There had been an antique butcher's ax mounted on the wall of her father's living room along with some other antique tools he had collected. She had always seen it hanging there, doing nothing, meaning nothing.
Suddenly the ax became to her a tool of social reform. She bought a new sharpening stone, and after putting a razor edge on the blade, she went forth to do the good work.
Anyway, that was the story her money threads put out. He tr
ied to sell the juicer that Seraphine was the most salted pistachio that was ever meant to go directly to Gibber City. The juicer didn't see it that way, because Seraphine didn't look crazy, no matter how enthusiastically she had taken her revenge. There had been a total of sixteen men, in addition to three boys in their teens and five women, who had mysteriously disappeared over a nine day period.
When they found the first body, it had been hit at least fifty times with a hatchet or ax. From dental examinations the police had determined that the open cases on drug kingpin Billy Aculo might as well be closed, since Billy Aculo was burger.
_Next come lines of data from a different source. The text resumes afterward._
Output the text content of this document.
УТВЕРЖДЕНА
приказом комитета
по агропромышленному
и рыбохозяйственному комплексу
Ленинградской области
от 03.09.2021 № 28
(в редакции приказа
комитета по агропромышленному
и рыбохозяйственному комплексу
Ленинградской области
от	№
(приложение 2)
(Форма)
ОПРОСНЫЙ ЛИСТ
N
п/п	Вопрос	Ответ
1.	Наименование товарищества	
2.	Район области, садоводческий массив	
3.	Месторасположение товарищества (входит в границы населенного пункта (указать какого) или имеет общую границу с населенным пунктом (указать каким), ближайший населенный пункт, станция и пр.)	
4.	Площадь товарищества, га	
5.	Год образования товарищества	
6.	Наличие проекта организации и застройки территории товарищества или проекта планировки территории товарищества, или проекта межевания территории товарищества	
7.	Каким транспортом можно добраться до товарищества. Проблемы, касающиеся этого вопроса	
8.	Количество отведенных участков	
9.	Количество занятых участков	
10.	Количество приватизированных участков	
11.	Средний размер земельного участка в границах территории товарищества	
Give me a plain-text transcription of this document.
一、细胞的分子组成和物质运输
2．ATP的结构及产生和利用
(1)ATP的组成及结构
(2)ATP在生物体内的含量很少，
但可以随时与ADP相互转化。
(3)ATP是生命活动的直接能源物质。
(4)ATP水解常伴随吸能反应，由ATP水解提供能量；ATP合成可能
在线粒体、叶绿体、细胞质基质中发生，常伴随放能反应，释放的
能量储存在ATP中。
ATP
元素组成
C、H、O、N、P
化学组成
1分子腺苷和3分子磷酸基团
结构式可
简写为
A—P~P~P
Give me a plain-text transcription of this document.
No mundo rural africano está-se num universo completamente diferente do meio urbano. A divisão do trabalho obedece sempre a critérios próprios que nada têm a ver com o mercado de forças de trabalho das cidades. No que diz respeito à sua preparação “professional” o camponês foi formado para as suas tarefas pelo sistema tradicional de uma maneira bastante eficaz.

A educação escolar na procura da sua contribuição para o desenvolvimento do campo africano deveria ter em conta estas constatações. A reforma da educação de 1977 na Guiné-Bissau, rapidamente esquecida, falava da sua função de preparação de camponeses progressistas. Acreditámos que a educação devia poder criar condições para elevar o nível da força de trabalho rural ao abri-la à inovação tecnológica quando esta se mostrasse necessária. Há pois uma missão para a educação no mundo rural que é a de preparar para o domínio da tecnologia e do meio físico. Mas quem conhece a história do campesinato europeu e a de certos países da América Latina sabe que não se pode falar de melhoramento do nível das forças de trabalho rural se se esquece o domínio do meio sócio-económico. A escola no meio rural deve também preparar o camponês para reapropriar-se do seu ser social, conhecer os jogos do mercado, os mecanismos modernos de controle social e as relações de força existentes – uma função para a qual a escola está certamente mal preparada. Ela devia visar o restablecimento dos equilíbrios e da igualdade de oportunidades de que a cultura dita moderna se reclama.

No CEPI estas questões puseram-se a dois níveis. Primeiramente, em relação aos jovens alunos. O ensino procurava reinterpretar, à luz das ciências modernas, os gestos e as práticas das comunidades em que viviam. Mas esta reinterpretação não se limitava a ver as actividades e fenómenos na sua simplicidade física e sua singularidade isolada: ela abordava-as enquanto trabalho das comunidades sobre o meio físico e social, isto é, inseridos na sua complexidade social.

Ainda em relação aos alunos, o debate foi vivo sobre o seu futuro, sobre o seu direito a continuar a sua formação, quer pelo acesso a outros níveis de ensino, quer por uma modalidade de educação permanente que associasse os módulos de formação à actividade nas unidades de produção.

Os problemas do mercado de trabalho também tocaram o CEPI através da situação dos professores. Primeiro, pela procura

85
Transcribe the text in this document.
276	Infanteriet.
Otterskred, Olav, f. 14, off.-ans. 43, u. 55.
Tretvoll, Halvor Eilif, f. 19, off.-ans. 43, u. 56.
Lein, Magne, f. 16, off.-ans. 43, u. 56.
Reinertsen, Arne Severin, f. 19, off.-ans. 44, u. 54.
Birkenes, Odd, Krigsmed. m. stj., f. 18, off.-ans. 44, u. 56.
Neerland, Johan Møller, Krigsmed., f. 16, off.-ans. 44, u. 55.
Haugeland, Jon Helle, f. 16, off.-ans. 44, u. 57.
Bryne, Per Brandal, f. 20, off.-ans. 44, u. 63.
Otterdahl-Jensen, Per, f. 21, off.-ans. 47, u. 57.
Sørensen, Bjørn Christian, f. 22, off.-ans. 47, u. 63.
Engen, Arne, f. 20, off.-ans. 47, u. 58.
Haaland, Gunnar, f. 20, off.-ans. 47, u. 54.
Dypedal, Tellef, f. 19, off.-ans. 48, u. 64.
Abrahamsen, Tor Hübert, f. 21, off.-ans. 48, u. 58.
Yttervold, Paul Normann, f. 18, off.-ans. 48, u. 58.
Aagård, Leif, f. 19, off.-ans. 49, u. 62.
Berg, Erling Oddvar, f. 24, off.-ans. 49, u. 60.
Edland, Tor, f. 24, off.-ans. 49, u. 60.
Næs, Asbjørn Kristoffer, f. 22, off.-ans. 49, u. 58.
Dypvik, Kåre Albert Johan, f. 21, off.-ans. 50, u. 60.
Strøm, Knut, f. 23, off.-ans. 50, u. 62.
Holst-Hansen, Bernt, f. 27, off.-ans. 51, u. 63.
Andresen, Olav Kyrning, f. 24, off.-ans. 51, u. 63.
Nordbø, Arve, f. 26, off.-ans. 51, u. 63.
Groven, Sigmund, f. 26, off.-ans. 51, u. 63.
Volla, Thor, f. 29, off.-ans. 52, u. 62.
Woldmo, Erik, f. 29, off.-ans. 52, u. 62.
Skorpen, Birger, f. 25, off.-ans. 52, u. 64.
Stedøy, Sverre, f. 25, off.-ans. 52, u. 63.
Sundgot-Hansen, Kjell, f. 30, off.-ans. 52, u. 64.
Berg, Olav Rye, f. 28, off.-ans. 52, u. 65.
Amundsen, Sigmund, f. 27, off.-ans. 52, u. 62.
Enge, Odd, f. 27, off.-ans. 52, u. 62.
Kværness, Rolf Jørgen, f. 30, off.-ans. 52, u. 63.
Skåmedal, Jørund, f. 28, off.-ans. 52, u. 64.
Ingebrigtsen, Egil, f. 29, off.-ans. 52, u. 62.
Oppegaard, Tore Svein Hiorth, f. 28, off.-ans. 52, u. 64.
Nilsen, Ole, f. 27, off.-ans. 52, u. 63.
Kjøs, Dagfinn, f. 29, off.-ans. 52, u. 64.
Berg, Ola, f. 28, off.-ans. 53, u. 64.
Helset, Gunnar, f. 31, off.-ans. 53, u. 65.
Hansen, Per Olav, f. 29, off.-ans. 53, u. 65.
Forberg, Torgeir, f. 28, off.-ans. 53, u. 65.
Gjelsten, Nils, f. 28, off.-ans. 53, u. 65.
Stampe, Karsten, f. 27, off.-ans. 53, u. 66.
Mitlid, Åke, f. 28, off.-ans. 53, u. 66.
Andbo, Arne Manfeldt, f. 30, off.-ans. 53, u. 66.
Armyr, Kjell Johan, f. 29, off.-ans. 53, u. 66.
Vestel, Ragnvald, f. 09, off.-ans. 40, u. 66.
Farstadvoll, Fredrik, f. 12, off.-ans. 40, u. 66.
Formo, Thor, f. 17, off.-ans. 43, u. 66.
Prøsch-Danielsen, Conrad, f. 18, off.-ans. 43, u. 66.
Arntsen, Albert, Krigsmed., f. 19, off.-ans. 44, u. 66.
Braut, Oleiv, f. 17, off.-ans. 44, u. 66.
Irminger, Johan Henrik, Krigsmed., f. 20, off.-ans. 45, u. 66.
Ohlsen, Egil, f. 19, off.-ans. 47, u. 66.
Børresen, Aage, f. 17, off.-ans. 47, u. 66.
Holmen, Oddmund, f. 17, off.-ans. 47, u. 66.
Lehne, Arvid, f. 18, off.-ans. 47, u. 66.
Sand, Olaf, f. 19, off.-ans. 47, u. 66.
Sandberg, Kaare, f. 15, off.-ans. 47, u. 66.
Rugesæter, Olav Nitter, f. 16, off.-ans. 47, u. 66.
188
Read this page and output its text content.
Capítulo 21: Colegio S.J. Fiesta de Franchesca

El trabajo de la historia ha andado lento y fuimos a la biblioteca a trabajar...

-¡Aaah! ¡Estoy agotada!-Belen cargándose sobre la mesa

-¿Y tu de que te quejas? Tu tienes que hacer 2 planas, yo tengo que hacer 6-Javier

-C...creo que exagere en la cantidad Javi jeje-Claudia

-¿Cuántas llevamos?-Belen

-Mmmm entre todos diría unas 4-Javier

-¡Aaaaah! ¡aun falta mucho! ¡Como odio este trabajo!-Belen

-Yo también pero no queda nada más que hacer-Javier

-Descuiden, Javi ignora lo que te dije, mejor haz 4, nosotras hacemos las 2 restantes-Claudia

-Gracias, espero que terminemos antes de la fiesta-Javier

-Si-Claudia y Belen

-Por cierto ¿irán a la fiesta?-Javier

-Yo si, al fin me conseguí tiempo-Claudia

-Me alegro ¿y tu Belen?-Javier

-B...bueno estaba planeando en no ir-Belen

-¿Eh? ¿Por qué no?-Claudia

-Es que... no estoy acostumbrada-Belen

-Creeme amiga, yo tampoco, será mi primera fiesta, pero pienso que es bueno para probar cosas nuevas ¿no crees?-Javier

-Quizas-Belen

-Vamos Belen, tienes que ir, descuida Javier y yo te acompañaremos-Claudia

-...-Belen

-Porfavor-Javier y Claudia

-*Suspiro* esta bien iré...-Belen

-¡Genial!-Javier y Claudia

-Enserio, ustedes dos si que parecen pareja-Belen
The next three bodies were members of the Fang. The Fang was a center city youth organization that specialized in drugs, murder, and mayhem for the hell of it. The parents of the Fang members never did have much confidence in the sorting job the morticians had done before burying the chopped remains of the three victims, but after watching the news on the vids there had been a lot of jokes in the Crotch about quarter-pounders, and burial by the quart. Does the Devil use a microwave, or does he still flame-broil?
After the remains of twenty-four bodies had been found, the stains still hadn't a clue to the identity of the D.C. Chopper, as the vids had named the social worker. The perpetrator of the now famous Burger Murders was still on the loose, and Washington was paralyzed.
That was when Seraphine had finally had enough. Whatever her monster was, it had become small enough for her to feel some remorse for what she had done. Seraphine Clay quit her job, went down to the local police station, and was made to wait almost four hours before the stains gave her a chance to turn herself in. Even then they didn't believe her. She just didn't look like a crazed ax murderer. As a matter of fact, she looked like a social worker.
It's too bad that some station's vid-jocky hadn't been in on Seraphine's interrogation, because I would have loved to have seen the expressions on the faces around that room when, frustrated one final time, Seraphine had reached into her tote bag, pulled out her wide-bladed, short handled butcher ax and sunk the blade deep into the interrogation table—right across the fingers of Officer Lefty Bodeen. Since the digits on the table leaking all the blush were from Lefty's left hand, I always wondered what Lefty Bodeen's friends had ended up calling him. Righty?